Make sure you read the comments!
This arrived as a comment, but is so important that I have promoted it to entry status. David is referring to point 5 in yesterday’s entry Vital Reading.
Anyone who thinks that America is “full of” the likes of Philip Atkinson [a British expatriate, I see. — N] obviously doesn’t live here and is, I would suggest, a little dangerous themselves (it’s like the left-wing version of “all Arabs are terrorists” and it could be used to justify anything.) You can find some useful background to this article from the right-wing antiwar activist Justin Raimondo. Raimondo, who sees Neocons as a “pestilential sect” arising from the cold war (a small minority, but a highly influential and dangerous one in Washington) describes Atkinson and the Family Security Foundation as “at the outer limits of neocon kookery” — in other words, a minority of a minority. However, some of the tropes in the Atkinson article (particularly the half-based classicism) are common ones in Neocon fantasy, and Raimondo fears that this may be revealing of what “lies behind the mask” of Neoconservatism.
Nonetheless, very few Americans ever bought into the intellectual apparatus of the Neocons (a sort of right-wing version of Trotskyist permanent revolution), believing that the Iraq war really was about American security. Support has fallen as that has become more implausible — the 2006 rout of the Republicans was essentially about the fact that conservatives are increasingly sick of the war and see no point to it. Atkinson represents a dwindling band of intellectuals who were long ago shunned from most universities and are increasingly out in the cold in Washington. Not that they’ll ever go away completely.
By the way, antiwar.com, despite occasionally carrying pieces from the left, is usually a fascinating collection of thought from the “Old Right,” that is, the isolationist, anti-government, pro-market strand of American thought to which probably 10-15% of Americans subscribe — a lot more than anything Atkinson represents. Their only office-holding representative is Congressman Ron Paul, aka “Dr No.” Probably their best-known intellectual representative is H L Mencken. They are remarkably consistent in their anti-war opposition, much more so than the left — not only were they against Iraq and Vietnam, they were also against interventions in Kosovo and Bosnia, both World Wars and the American Civil War (they see Lincoln as a near-psychopathic dictator who cared little about emancipation but a lot about expanding presidential power — a view they share with Gore Vidal). Raimondo himself cut his teeth on an anarchist brand of gay activism in the sixties.
Who David is, and why I would take his opinion very seriously, may be seen here.
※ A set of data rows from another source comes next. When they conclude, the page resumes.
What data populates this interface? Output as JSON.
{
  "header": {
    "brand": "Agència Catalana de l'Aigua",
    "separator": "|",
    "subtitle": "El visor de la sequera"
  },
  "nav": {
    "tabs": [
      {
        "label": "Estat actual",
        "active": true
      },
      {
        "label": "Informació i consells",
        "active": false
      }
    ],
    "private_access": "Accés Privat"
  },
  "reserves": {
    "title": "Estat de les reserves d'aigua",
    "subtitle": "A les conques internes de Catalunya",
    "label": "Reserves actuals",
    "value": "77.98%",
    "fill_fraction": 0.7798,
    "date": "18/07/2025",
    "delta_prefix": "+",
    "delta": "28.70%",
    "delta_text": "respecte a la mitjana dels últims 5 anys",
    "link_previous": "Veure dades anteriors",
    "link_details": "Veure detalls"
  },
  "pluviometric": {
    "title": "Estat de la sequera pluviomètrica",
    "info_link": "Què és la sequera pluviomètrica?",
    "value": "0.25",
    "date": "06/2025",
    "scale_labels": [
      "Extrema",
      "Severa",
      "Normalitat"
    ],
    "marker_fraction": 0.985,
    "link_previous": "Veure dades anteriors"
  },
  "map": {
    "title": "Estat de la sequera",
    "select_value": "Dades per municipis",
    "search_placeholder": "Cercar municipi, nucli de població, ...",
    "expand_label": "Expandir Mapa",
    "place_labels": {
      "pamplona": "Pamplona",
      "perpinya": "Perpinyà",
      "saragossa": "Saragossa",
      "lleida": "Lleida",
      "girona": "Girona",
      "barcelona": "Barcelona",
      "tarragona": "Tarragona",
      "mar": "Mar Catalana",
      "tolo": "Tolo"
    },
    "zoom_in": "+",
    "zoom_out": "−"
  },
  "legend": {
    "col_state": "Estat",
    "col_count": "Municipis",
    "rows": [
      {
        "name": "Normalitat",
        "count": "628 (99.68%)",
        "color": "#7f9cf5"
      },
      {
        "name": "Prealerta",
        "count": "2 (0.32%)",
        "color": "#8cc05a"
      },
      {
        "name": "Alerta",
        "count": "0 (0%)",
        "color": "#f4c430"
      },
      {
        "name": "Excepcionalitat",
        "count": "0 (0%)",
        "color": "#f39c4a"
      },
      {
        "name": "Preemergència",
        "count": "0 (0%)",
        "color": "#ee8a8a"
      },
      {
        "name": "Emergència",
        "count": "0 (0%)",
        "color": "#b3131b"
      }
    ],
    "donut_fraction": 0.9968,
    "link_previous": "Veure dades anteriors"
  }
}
Harper’s writer Lewis H Lapham is another distinguished representative of the tradition of H L Mencken, if not as hard-boiled as some David mentions. A more ferocious yet urbane critic of George W Bush and the whole “imperial” mission of the neocons is hard to imagine. I commend Lapham’s essays. I rather like his patrician style. See for example “The Case for Impeachment: Why we can no longer afford George W. Bush”. As I wrote in July 2005, “The US form of ‘patriotism’ is alien to most Australians I know, and was considered quite bizarre even by my parents and grandparents, none of whom were known to be leftwingers either. Mind you, the more Americans there were like Harpers Magazine’s Lewis H Lapham, the better would be the US and the safer the rest of us.” [I see the Lapham articles are now limited to subscribers to Harper’s. See instead Lewis Lapham Interview on The Progressive and Conversation with Lewis H Lapham from Conversations with History: Institute of International Studies, UC Berkeley.]
Discussions of US fundamentalism or evangelicalism too often resort to overgeneralisation. For all the drivel emanating from Ken Ham and his fans there are also others in that world far less kooky, as perusal of Sojourners or even Christianity Today quickly shows. David’s point that we must avoid “the left-wing version of ‘all Arabs are terrorists’ [which] could be used to justify anything” is well made.
There are such significant cultural differences between the USA and Australia, despite the many similarities, that the discourse “over there” is a minefield for us Aussies. At the same time, unreflectively projecting their assumptions and values onto the rest of the world has often been a trap for Americans, which can have — I would argue has had — disastrous results at times, perhaps now more than ever.
David, feel free to respond. 🙂
1 September UPDATE
Ninglun from here on, not David…
Given the direction the comment section has taken, here are some more resources for you. The first is a Rolling Stones song some may find offensive, “My Sweet Neocon”, but it is part of the discourse.
For all that some mutter about Wikipedia, its account of neoconservatism in the USA — because the term has become something of a generic term of abuse such careful distinction is necessary — is actually quite a good starting point.
I am afraid many of us, and I count myself, though I do try more than I did to avoid doing this, rabbit on in our blogs about things we really do not understand. That’s fine, up to a point; the blog is not written in stone for all time, after all. I think this current post is a bit of a contribution to more careful thought. I hope that is the case. I do know I have been learning something from it all.